Alla luce di ciò, accostarci all’Eucarestia non significa semplicemente fare la comunione, per placare l’ira di un Dio tiranno che giudica e punisce l’uomo, obbligandolo a reiterare delle azioni domenicali per placare la sua ira a seguito delle umane infedeltà. Fare la comunione significa nutrirci di Cristo, di questo Dio che si fa dono, che non chiede nulla all’uomo, se non di essere partecipe del suo stesso amore. Se l’Eucarestia è il culmine e la fonte della vita cristiana, che ci nutre e ci dà vita, come ogni cibo non può non portarci ad una trasformazione. Tutto ciò di cui ci nutriamo, viene trasformato, in energia perché l’uomo possa vivere, compiere delle azioni non fini a sé stesse ma per il bene comune.
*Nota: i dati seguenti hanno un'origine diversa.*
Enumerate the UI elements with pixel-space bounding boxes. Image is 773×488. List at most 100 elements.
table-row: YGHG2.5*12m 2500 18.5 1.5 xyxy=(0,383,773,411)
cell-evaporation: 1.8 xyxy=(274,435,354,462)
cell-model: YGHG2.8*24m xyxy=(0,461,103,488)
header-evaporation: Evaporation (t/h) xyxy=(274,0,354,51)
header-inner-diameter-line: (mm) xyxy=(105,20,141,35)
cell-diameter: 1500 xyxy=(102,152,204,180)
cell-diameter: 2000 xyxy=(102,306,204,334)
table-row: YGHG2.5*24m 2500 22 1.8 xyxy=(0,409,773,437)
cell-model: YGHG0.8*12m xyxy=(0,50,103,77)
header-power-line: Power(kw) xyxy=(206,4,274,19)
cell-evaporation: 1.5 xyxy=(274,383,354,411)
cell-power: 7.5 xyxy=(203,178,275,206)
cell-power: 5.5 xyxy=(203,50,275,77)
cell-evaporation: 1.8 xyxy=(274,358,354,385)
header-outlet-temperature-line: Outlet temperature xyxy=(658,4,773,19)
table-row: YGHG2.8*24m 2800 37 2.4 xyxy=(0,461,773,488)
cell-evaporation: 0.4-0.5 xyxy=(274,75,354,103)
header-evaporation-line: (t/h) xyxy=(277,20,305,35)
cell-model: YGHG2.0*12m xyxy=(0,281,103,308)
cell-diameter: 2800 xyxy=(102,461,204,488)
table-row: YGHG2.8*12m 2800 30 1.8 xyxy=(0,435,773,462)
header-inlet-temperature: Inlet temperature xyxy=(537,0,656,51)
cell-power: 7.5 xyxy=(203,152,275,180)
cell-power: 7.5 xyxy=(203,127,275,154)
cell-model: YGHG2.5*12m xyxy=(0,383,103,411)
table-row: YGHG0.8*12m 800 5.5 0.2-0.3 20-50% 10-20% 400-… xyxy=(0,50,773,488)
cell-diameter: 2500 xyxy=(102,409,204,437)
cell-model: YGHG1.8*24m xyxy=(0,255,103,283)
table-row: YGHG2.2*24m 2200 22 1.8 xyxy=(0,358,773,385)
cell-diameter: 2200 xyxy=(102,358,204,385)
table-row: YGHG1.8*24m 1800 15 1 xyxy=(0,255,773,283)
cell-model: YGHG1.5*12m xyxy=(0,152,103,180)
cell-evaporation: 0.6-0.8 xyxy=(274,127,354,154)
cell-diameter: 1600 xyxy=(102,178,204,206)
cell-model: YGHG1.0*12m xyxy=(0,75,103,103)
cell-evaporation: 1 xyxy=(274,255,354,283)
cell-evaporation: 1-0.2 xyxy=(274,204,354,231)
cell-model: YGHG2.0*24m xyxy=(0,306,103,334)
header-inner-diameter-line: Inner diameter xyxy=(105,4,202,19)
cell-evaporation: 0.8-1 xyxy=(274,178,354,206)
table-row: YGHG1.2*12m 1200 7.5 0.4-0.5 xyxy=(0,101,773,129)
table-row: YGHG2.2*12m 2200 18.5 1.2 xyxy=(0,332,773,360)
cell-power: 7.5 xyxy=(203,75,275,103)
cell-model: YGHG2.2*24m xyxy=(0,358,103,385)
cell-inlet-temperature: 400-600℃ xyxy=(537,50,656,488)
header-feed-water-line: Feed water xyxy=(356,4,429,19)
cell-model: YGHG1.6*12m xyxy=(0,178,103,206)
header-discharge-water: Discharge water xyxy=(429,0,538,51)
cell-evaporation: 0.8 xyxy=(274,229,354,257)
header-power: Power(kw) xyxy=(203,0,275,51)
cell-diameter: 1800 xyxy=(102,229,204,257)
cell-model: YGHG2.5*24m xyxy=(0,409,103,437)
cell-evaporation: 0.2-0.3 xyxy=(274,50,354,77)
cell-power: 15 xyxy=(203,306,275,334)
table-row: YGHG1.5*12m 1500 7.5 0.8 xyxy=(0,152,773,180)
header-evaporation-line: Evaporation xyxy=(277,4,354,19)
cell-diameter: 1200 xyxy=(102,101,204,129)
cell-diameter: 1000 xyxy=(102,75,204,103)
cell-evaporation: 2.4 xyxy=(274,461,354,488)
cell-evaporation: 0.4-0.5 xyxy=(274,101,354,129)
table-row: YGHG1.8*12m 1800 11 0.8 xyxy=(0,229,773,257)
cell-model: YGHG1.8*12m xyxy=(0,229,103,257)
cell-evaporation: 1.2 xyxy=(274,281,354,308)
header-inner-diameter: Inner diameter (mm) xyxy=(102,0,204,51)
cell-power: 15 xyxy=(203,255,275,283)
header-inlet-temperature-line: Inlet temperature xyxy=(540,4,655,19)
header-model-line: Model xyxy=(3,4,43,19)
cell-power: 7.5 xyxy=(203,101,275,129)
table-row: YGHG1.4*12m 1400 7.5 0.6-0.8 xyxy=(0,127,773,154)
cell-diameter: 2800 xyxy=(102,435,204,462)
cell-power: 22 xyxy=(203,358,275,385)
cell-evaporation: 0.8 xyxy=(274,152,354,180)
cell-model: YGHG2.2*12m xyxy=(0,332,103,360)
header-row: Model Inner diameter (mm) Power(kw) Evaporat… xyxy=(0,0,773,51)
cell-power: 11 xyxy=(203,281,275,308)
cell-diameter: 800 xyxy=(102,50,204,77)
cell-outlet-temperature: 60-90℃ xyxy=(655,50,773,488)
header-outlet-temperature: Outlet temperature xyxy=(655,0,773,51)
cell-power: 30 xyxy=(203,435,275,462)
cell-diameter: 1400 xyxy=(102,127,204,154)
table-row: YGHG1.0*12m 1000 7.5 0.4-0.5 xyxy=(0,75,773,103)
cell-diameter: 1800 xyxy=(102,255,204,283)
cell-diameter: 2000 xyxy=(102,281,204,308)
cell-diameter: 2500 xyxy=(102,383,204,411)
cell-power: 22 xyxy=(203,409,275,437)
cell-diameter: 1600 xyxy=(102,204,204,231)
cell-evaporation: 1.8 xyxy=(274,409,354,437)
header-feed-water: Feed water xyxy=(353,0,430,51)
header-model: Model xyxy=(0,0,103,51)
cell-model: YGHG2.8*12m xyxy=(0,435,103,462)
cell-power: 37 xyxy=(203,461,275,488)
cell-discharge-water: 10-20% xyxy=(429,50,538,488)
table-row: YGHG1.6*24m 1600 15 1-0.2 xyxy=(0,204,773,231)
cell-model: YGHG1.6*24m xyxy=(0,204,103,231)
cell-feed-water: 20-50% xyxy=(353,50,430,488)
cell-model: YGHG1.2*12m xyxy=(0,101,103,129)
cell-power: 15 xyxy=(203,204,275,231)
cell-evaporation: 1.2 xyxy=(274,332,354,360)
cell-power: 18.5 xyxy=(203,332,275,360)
L’orientamento al bene comune avviene per mezzo dell’Eucarestia, di questo amore che Dio ci dona perché a sua volta sia donato attraverso una vita in comunione con lui e con il prossimo.  Ma affinché questo miracolo si compia, dobbiamo lasciarci trasformare dall’Eucarestia cogliendone il suo significato sacramentale più profondo: quello della chiamata al dono di noi stessi. Dobbiamo quindi, più che scandalizzarci come i Giudei, chiedendoci più increduli che credenti: “Come può costui darci la sua carne da mangiare?”, lasciar trasformare dall’Eucarestia il nostro cuore. Chi si apre a questa trasformazione del cuore, non vive più per sé stesso, prende le distanze dall’egoismo, dall’odio, dal potere; arriva come san Paolo a sostenere che “il vivere è Cristo e il morire un guadagno”. Può sembrare un’impresa impossibile, ma la testimonianza di tanti santi che nel corso dei secoli si sono lasciati trasformare dall’Eucarestia, ci testimonia esattamente il contrario.